Do you find that shocking to believe? Has it ever worked for you? Has the fact that you wanted a woman; been enough to turn a woman on.
No?
Let's consider the key elements of the sentence I wrote above. 'For most women the greatest aphrodisiac is, knowing that a suave, charming, self-assured man finds them attractive...'
To get back, the key words are ' For most women'. It does not mean each and every woman in the world and you certainly would not want to kiss each and every woman that came your way regardless of looks, age and/or figure.
Most women in this context refer to confident, attractive women who feel comfortable in their femininity, who don't need to cut down a man to feel good.
Now let's examine the words, 'a suave, charming, self-assured man' Look at the words carefully. Not everyone is suave and not everyone is charming. But everyone can be self-assured... confident in their sense of self and
confident that when they make a move it will be welcomed, invited and enjoyed.
To reach that stage you need to overcome an inborn fear of rejection and move towards total confidence. And that also answers the question that was raised before: 'have you ever noticed how so many beautiful women hang out with ordinary, sometimes positively ugly men?'
Is it charisma, magnetism, authority, or sex?
No! It is simple, plain old self-confidence and the authority that comes with being true to your self.
So let's analyze rejection and how to overcome it, so you can approach a girl with confidence, authority and sex appeal.
Do You Need Approval?
How would you define yourself? As a person who needs a lot of approval, a little approval or one who is really happy go lucky and has a devil care attitude. Do you need all the people to like you all the time, or some of the people to like you some of the time or is it okay if a few people like you some time or the other?
Unfortunately, nature has provided us with an in built need for approval, which is directly related to your levels of self-esteem and confidence. That's why everyone needs approval.
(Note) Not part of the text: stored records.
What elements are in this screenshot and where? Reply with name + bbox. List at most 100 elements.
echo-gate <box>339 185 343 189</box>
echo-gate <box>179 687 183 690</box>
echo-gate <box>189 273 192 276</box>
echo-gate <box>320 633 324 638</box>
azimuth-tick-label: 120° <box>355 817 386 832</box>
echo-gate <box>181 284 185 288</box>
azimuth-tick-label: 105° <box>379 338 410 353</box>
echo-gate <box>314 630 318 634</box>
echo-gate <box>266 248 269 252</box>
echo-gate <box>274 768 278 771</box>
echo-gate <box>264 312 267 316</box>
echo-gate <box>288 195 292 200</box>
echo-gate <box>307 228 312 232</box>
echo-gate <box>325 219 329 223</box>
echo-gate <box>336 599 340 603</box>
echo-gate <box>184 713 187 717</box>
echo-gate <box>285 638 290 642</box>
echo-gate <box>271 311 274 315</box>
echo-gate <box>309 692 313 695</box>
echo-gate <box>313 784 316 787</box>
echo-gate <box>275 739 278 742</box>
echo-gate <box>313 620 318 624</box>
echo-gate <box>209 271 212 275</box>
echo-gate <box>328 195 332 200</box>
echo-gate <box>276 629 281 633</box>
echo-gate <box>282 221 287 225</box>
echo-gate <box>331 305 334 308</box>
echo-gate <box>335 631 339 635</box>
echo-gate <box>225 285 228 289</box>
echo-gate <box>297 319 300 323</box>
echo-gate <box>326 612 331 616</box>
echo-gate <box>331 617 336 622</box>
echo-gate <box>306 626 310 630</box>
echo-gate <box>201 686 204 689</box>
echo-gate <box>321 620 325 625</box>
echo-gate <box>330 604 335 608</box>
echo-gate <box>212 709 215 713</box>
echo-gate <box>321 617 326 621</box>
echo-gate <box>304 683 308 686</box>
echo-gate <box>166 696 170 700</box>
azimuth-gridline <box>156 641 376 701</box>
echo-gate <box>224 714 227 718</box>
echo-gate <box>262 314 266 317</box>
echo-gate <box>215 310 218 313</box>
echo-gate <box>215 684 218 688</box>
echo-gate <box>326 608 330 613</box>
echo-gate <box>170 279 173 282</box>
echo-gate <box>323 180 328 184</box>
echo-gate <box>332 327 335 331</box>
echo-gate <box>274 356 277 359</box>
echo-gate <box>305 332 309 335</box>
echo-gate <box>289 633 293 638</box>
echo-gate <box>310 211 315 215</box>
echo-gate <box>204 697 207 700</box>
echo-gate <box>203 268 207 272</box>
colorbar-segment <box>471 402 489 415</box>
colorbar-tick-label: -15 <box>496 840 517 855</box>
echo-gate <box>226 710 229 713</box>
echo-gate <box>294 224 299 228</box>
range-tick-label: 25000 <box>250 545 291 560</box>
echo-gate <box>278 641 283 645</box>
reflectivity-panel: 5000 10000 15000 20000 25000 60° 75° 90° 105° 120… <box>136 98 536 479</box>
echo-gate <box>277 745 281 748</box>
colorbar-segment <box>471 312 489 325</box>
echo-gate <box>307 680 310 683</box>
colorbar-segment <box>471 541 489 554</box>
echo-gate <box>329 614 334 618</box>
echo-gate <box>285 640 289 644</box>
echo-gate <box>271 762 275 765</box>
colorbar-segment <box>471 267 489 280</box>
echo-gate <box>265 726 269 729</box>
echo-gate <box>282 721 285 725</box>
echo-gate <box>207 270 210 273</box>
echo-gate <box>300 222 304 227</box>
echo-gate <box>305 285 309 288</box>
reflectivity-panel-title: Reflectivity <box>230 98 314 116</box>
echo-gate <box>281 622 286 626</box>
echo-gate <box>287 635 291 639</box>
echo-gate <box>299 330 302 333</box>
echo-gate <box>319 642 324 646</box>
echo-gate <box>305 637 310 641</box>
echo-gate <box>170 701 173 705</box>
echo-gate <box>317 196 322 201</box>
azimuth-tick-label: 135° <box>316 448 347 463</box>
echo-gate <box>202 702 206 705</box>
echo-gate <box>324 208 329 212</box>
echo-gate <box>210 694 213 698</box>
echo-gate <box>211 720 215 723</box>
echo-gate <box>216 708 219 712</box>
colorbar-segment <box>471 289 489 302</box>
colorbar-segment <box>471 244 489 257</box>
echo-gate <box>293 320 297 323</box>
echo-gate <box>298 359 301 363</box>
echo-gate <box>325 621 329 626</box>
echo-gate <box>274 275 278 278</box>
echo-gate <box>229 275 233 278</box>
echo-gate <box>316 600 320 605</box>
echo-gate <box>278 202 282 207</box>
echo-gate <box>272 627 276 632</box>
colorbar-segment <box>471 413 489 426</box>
But the question here is, just how much approval do you need? If as a child you felt a misfit or had idealistic role models, or were not loved enough or unconditionally, chances are your desire for approval are more than most people's.
You probably have more trouble with relationships with a tendency to be very dependent on the other person. In a way you can 'smother' a relationship to death. You seek approval from almost every one who plays an important role in your life.
If the above description describes you then you will really need to work on your need for approval. No woman wants a man who is weak and depends on her.
Or hesitates to speak his mind or stand up to her, because he is scared she will not 'like' him anymore. Or even worse, always wants her to tell him how good he is and reassure him constantly.
So how will a strong woman respond to you if you have a great need for approval? Probably by treating you like dirt, and taking great pleasure in having the upper hand and pushing you to see how far you will go...
Or going the opposite route and mothering you and trying to fulfill your never ending need for approval. Either way, it is a recipe for disaster. Whichever path your partner takes you can be sure, the relationship is not going anywhere fast.
For sure you aren't going to be doing much of kissing: Because to kiss well, you have to take charge and be strong enough to experiment with your girl.
Simply put, you can't be a great, innovative kisser if you are trying too hard to get it just right. You need confidence to go with the flow.
Where a woman is concerned, half the pleasure of kissing and sex is in her head. If she doesn't find you attractive mentally, no amount of fancy kissing is going to impress her.
Your confidence will be the magic formula to her mental attraction to you. What you really need to do is get out of this rut (called approval) you have dug your self into and get yourself some real confidence!